L’économie déchiffrée

Politique fiscale de Trump : open bar sur le Titanic

Si l’on m’avait demandé de mettre au point un plan creusant au maximum le déficit budgétaire tout en générant le moins possible de bénéfices économiques, j’aurais proposé celui que le Sénat américain vient d’adopter.

Cette réforme fiscale abaisse massivement les impôts sur les entreprises et les ménages les plus riches, et fait payer ce cadeau à la vaste majorité des ménages. Ceux-ci bénéficient tout juste de quelques baisses temporaires d’impôts afin d’enjoliver l’emballage.

Un déficit sans stimulus de croissance

Un tel déficit ne fera rien pour la croissance. Un grand nombre de travaux de recherche ont montré que la relance budgétaire peut fonctionner, mais selon des critères très précis. Le meilleur effet est atteint par des mesures ciblées sur les ménages qui vont dépenser l’aide reçue plutôt que de l’épargner, ou sur des investissements soutenant l’activité économique comme les dépenses d’infrastructure. Le plan du Sénat va à l’encontre de ces recettes.

Les ménages les plus aisés ne vont en effet pas accroître leurs dépenses. Quant aux entreprises américaines, leurs bénéfices se portent très bien comme le montre le graphique ci-dessous. Elles ne font face à aucune contrainte financière qui briderait leurs investissements.

En termes d’infrastructure, le plan va à l’encontre du bon sens. Il augmente par exemple fortement la facture fiscale des étudiants dont les bourses ne seront plus déductibles.

En marche vers la prochaine crise

Ces coupes fiscales prennent place dans un environnement de relâchement de la régulation économique. En plus des changements règlementaires, l’atmosphère est à une attitude plus conciliante des régulateurs envers le monde économique en général et financier en particulier.

Nous risquons bien d’aller au-devant d’un nouvel épisode de subprimes sous une forme ou une autre. Sauf que lorsque le problème éclatera l’Etat américain aura les coudées financières bien moins franches qu’en 2008.

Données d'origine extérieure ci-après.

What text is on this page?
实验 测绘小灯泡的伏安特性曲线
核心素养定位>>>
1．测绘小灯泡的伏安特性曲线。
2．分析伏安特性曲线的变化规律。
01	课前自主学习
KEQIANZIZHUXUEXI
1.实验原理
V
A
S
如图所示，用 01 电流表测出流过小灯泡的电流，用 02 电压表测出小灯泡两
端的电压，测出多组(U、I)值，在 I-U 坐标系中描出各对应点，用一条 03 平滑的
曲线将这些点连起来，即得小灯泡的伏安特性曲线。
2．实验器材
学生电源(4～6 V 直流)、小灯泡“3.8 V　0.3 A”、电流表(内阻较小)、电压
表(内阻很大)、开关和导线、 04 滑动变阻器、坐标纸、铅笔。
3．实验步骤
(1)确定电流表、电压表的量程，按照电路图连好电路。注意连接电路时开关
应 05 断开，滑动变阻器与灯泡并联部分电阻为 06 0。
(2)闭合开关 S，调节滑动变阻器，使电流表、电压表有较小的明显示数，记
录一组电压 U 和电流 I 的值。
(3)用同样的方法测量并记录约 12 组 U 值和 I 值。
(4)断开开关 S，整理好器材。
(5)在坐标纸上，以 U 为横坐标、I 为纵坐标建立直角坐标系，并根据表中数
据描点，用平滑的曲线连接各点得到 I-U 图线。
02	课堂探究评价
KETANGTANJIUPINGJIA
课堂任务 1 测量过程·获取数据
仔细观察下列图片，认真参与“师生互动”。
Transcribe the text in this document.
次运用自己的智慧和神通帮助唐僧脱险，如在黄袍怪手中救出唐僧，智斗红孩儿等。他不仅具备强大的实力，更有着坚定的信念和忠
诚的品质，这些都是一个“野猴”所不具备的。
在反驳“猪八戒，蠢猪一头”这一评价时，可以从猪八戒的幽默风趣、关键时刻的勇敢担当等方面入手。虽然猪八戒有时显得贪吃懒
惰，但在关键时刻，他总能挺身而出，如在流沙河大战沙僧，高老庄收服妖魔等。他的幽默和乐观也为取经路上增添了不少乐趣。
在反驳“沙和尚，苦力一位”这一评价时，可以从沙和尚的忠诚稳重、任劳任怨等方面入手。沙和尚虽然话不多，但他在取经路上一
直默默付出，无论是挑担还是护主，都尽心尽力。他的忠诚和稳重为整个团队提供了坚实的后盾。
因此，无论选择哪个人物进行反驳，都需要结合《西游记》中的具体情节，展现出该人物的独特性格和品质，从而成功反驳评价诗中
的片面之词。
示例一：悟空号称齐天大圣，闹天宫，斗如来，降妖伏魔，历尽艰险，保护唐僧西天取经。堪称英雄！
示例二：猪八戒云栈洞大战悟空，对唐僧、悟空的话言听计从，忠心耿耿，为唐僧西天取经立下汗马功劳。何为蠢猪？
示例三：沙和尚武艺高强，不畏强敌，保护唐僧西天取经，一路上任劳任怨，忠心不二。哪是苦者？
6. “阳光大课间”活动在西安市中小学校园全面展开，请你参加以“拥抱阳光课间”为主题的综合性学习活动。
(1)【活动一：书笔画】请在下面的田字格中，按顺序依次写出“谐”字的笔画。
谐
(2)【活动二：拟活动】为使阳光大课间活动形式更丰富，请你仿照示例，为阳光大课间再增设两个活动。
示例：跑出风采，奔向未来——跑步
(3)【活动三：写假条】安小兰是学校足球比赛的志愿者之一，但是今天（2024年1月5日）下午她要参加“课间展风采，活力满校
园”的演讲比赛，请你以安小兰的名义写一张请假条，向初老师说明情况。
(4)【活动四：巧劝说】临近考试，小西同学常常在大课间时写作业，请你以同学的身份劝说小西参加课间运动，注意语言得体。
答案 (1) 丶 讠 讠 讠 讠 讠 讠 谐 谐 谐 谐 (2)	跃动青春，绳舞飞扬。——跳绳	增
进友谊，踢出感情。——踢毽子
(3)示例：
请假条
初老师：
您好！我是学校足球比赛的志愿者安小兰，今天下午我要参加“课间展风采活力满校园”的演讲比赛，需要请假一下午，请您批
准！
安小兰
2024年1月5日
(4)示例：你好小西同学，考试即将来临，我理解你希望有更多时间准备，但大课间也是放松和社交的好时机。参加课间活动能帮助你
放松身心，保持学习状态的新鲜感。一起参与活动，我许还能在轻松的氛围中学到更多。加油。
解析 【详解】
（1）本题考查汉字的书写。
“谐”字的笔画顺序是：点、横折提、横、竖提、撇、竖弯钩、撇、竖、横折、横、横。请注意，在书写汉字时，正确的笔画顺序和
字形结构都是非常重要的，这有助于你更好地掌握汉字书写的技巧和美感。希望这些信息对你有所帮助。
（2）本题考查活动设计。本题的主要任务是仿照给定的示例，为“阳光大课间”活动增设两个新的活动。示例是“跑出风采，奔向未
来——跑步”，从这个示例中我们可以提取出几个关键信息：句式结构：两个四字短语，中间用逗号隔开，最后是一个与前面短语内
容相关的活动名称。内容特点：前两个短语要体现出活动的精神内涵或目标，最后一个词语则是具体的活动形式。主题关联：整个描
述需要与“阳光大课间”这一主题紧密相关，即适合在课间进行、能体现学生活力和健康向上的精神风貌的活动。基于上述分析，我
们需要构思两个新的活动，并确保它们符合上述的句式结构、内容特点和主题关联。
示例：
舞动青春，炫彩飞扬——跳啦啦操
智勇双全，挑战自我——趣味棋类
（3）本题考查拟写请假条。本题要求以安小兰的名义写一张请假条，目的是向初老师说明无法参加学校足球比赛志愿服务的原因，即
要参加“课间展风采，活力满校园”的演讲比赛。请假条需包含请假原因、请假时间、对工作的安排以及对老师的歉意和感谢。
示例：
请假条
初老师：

Au final les plus démunis paieront

Le prochain chapitre de la politique budgétaire américaine n’est pas difficile à deviner. Ceux-là même qui ont adopté les coupes d’impôts malgré l’impact sur le déficit budgétaire viendront alors annoncer d’un air grave que ledit déficit est un problème majeur. Oh, pas en vue d’augmenter les impôts, non, mais afin de demander des coupes dans les programmes de retraites et de santé.

Finalement, comme pour le Titanic, se seront les passagers de troisième classe qui paieront le plus lourd tribut, comme le montre le graphique ci-dessous. Au moins en 1912 les hommes voyageant en première classe se sont pliés à l’adage « les femmes et les enfants d’abord » et ont payé le tribut en conséquence, 67 % d’entre eux ayant péri. Je doute hélas que ceux de 2018 aient une attitude aussi correcte.